Thursday, August 9, 2012

In the Beginning...

The first missionaries in Chuuk (formerly Truk), Donald M. Baldwin and Torlik Tima (Hawaii Honolulu Mission), arrived on 7 July 1977. They baptized T. M. Conrad Mailo and his wife, Nisor Cerly David, on 22 October 1977.  The Trukese missionary was Happiness Ichin, the second convert on the island.  
The Truk Branch (later Mwan Branch) was created on 26 July 1979.  By 1980, membership reached 170, and on 31 May 1981 the Truk-Pohnpei District, (later renamed the Namoneau Chuuk District) and Pohnpei districts were created.
The first meetinghouse on Chuuk was dedicated on 24 April 1983. The Truk - Pohnpei District was divided in 1985.
By 1990 the district had been divided and two more Church buildings were dedicated.  There are now eight branches in Chuuk.  
A visit to Micronesia in June 1991 by Michaelene P. Grassli, General President of the Church's children organization known as the Primary, and Virginia H. Pearce, board member. They included stops in Chuuk, Pohnpei, Kosrae, and Kwajalein.

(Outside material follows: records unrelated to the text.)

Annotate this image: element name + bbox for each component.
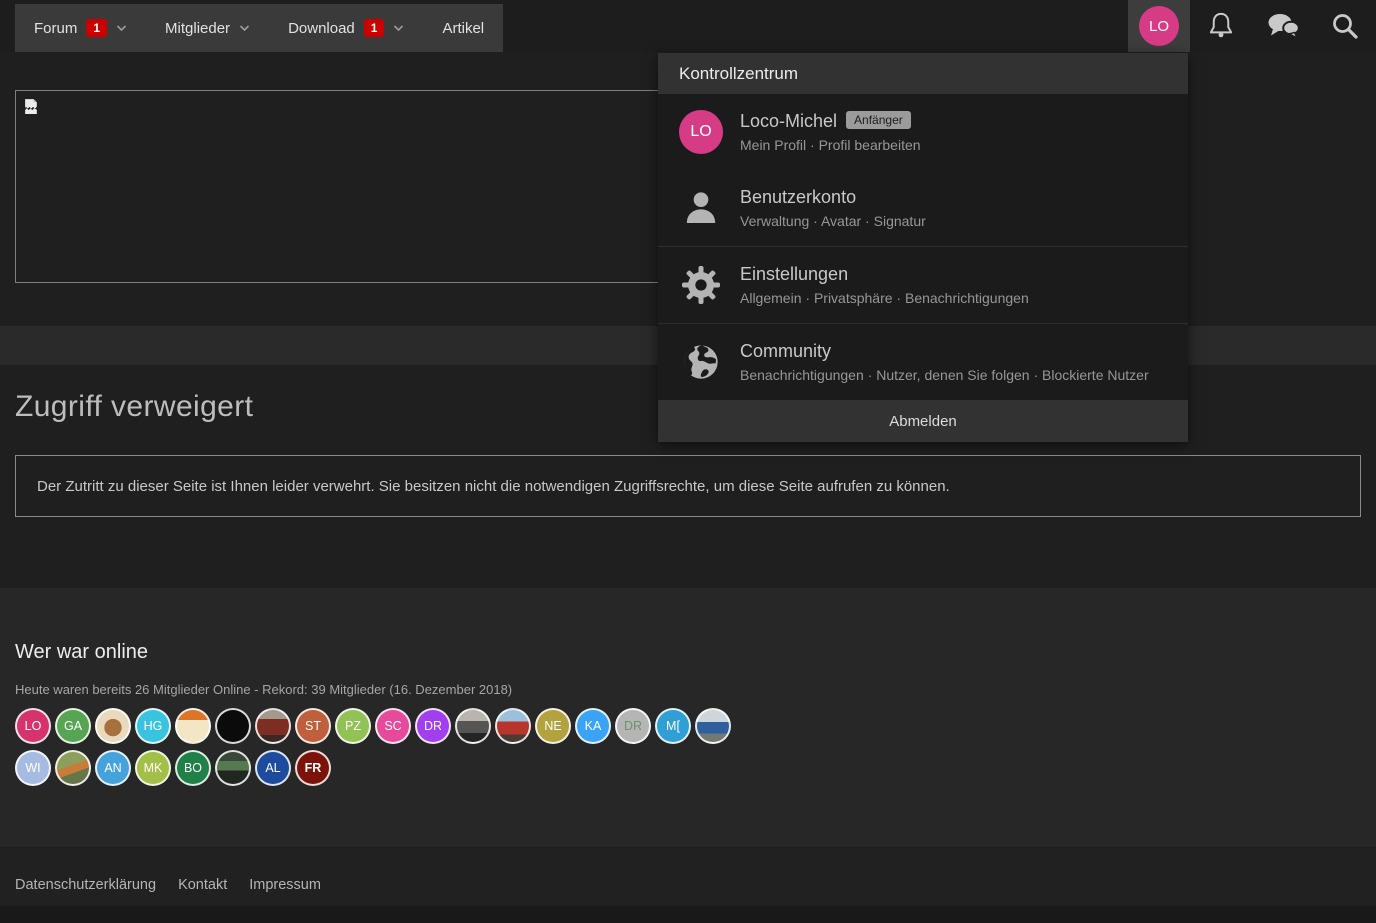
member-avatar-ka[interactable]: KA [575, 708, 611, 744]
member-avatar-wi[interactable]: WI [15, 750, 51, 786]
user-menu-button[interactable]: LO [1128, 0, 1190, 52]
nav-item-download[interactable]: Download 1 [269, 4, 423, 52]
section-links: Allgemein · Privatsphäre · Benachrichtig… [740, 290, 1029, 306]
orange-document-avatar[interactable] [175, 708, 211, 744]
profile-link[interactable]: Profil bearbeiten [819, 137, 921, 153]
chevron-down-icon [239, 24, 250, 31]
user-links: Mein Profil · Profil bearbeiten [740, 137, 921, 153]
notifications-button[interactable] [1190, 0, 1252, 52]
nav-right: LO [1128, 0, 1376, 52]
who-was-online-meta: Heute waren bereits 26 Mitglieder Online… [15, 682, 513, 697]
member-avatar-mk[interactable]: MK [135, 750, 171, 786]
online-row-2: WI AN MK BO AL FR [15, 750, 1361, 786]
section-link[interactable]: Blockierte Nutzer [1042, 367, 1149, 383]
steam-locomotive-photo-avatar[interactable] [455, 708, 491, 744]
online-row-1: LO GA HG ST PZ SC DR NE KA DR M[ [15, 708, 1361, 744]
nav-item-mitglieder[interactable]: Mitglieder [146, 4, 269, 52]
dropdown-header: Kontrollzentrum [658, 53, 1188, 94]
section-link[interactable]: Allgemein [740, 290, 801, 306]
dropdown-section-einstellungen: Einstellungen Allgemein · Privatsphäre · … [658, 246, 1188, 323]
nav-menu: Forum 1 Mitglieder Download 1 Artikel [15, 4, 504, 52]
nav-item-label: Download [288, 19, 355, 37]
dropdown-user-item[interactable]: LO Loco-Michel Anfänger Mein Profil · Pro… [658, 94, 1188, 170]
dropdown-section-community: Community Benachrichtigungen · Nutzer, de… [658, 323, 1188, 400]
member-avatar-al[interactable]: AL [255, 750, 291, 786]
red-railcar-photo-avatar[interactable] [255, 708, 291, 744]
dropdown-section-benutzerkonto: Benutzerkonto Verwaltung · Avatar · Signa… [658, 170, 1188, 246]
who-was-online-title: Wer war online [15, 641, 149, 663]
section-link[interactable]: Signatur [874, 213, 926, 229]
member-avatar-m[interactable]: M[ [655, 708, 691, 744]
blue-locomotive-photo-avatar[interactable] [695, 708, 731, 744]
rank-badge: Anfänger [846, 111, 911, 129]
page-title: Zugriff verweigert [15, 390, 254, 423]
control-center-dropdown: Kontrollzentrum LO Loco-Michel Anfänger M… [658, 53, 1188, 442]
section-link[interactable]: Privatsphäre [814, 290, 893, 306]
footer-link-kontakt[interactable]: Kontakt [178, 877, 227, 893]
logout-button[interactable]: Abmelden [658, 400, 1188, 442]
unread-count-badge: 1 [363, 18, 385, 38]
dropdown-sections: Benutzerkonto Verwaltung · Avatar · Signa… [658, 170, 1188, 400]
nav-item-label: Forum [34, 19, 78, 37]
cartoon-figure-avatar[interactable] [95, 708, 131, 744]
section-link[interactable]: Avatar [821, 213, 861, 229]
broken-image-icon [25, 99, 37, 114]
member-avatar-pz[interactable]: PZ [335, 708, 371, 744]
member-avatar-ne[interactable]: NE [535, 708, 571, 744]
who-was-online-section: Wer war online Heute waren bereits 26 Mi… [0, 588, 1376, 845]
unread-count-badge: 1 [86, 18, 108, 38]
user-avatar: LO [679, 110, 723, 154]
page-footer: Datenschutzerklärung Kontakt Impressum [0, 845, 1376, 923]
section-title[interactable]: Benutzerkonto [740, 187, 926, 208]
section-link[interactable]: Benachrichtigungen [740, 367, 864, 383]
section-title[interactable]: Community [740, 341, 1149, 362]
search-icon [1333, 14, 1358, 39]
member-avatar-dr[interactable]: DR [415, 708, 451, 744]
footer-bottom-strip [0, 906, 1376, 923]
member-avatar-ga[interactable]: GA [55, 708, 91, 744]
access-denied-message: Der Zutritt zu dieser Seite ist Ihnen le… [37, 477, 950, 495]
top-bar: Forum 1 Mitglieder Download 1 Artikel LO [0, 0, 1376, 52]
globe-icon [679, 340, 723, 384]
user-silhouette-icon [679, 186, 723, 230]
bell-icon [1209, 12, 1233, 38]
section-link[interactable]: Benachrichtigungen [905, 290, 1029, 306]
member-avatar-an[interactable]: AN [95, 750, 131, 786]
nav-item-label: Artikel [442, 19, 485, 37]
chevron-down-icon [116, 24, 127, 31]
green-bridge-photo-avatar[interactable] [215, 750, 251, 786]
gear-icon [679, 263, 723, 307]
footer-links: Datenschutzerklärung Kontakt Impressum [0, 846, 1376, 893]
member-avatar-fr[interactable]: FR [295, 750, 331, 786]
member-avatar-st[interactable]: ST [295, 708, 331, 744]
footer-link-datenschutzerklrung[interactable]: Datenschutzerklärung [15, 877, 156, 893]
black-logo-avatar[interactable] [215, 708, 251, 744]
section-link[interactable]: Nutzer, denen Sie folgen [876, 367, 1029, 383]
access-denied-alert: Der Zutritt zu dieser Seite ist Ihnen le… [15, 455, 1361, 517]
chevron-down-icon [394, 24, 404, 31]
user-avatar: LO [1139, 6, 1179, 46]
nav-item-artikel[interactable]: Artikel [423, 4, 503, 52]
footer-link-impressum[interactable]: Impressum [249, 877, 321, 893]
section-title[interactable]: Einstellungen [740, 264, 1029, 285]
profile-link[interactable]: Mein Profil [740, 137, 806, 153]
search-button[interactable] [1314, 0, 1376, 52]
section-links: Benachrichtigungen · Nutzer, denen Sie f… [740, 367, 1149, 383]
model-railway-diorama-avatar[interactable] [55, 750, 91, 786]
section-links: Verwaltung · Avatar · Signatur [740, 213, 926, 229]
member-avatar-lo[interactable]: LO [15, 708, 51, 744]
member-avatar-sc[interactable]: SC [375, 708, 411, 744]
user-name[interactable]: Loco-Michel [740, 111, 837, 131]
member-avatar-dr[interactable]: DR [615, 708, 651, 744]
member-avatar-hg[interactable]: HG [135, 708, 171, 744]
conversations-button[interactable] [1252, 0, 1314, 52]
nav-item-label: Mitglieder [165, 19, 231, 37]
chat-bubbles-icon [1268, 14, 1300, 40]
nav-item-forum[interactable]: Forum 1 [15, 4, 146, 52]
red-diesel-locomotive-photo-avatar[interactable] [495, 708, 531, 744]
section-link[interactable]: Verwaltung [740, 213, 809, 229]
member-avatar-bo[interactable]: BO [175, 750, 211, 786]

Many people today think of the South Seas as a place of balmy beaches, sunny days, soft music, and bronzed islanders with little to do. This vision has been created by the tourist and film industries and by writers and painters who fit the “native” image better than the natives themselves. Reality in the Pacific is very different from the filmwriters’ fancied scripts. Life has always been difficult for the local people. Society here, as elsewhere, has prescribed what can and cannot be done, and of course nature has placed limits beyond which people everywhere cannot easily go. Many islanders are limited even today, for example, to a diet based primarily on fish, coconuts, sweet potatoes, taro, and fruits. A few canned goods, particularly canned meats, fill out the menu. Life in the Pacific is hard for most of its inhabitants.

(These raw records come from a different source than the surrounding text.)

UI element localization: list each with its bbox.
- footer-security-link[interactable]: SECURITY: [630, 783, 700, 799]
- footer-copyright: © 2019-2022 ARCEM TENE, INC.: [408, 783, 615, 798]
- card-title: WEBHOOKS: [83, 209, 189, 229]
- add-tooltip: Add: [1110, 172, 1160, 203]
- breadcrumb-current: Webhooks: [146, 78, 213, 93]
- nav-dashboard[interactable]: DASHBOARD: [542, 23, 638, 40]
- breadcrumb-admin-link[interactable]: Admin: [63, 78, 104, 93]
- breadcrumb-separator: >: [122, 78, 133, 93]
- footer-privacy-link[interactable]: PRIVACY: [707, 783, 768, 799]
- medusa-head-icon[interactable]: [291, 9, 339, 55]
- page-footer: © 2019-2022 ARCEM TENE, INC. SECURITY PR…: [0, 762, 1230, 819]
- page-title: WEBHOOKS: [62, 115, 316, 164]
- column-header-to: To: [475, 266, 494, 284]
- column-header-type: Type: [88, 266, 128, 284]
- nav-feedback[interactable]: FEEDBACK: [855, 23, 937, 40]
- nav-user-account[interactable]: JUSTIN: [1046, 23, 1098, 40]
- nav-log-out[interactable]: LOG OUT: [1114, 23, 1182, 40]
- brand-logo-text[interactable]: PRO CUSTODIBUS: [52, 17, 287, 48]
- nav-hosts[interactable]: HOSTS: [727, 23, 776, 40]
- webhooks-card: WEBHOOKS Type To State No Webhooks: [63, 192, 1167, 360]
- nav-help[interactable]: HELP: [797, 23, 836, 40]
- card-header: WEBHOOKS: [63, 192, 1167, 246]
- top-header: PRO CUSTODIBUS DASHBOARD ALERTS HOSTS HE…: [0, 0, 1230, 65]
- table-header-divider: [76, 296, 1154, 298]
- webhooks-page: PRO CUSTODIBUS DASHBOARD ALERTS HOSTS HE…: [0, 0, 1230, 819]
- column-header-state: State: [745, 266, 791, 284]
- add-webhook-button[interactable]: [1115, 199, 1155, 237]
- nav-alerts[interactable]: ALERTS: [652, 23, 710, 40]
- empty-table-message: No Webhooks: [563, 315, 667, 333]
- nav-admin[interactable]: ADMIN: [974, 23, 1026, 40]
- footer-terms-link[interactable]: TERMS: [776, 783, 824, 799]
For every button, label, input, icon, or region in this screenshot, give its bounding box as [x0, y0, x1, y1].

When Joseph Smith experienced the visitation from the Father and the Son in the spring of 1820, the islands of the sea were almost simultaneously being prepared for the introduction of the gospel. Protestant missionaries introduced Christianity and it first reached Chuuk in 1874 with the arrival of missionaries in the Mortlocks, and the faith soon spread throughout Chuuk lagoon.
Today the work continues with concerted efforts to translate the Scriptures into the native languages so that the island people can better understand the Great Plan of Happiness.  The Lord has need of willing men, who wear the worker's seal.  Come, help the good work move along; put your shoulder to the wheel.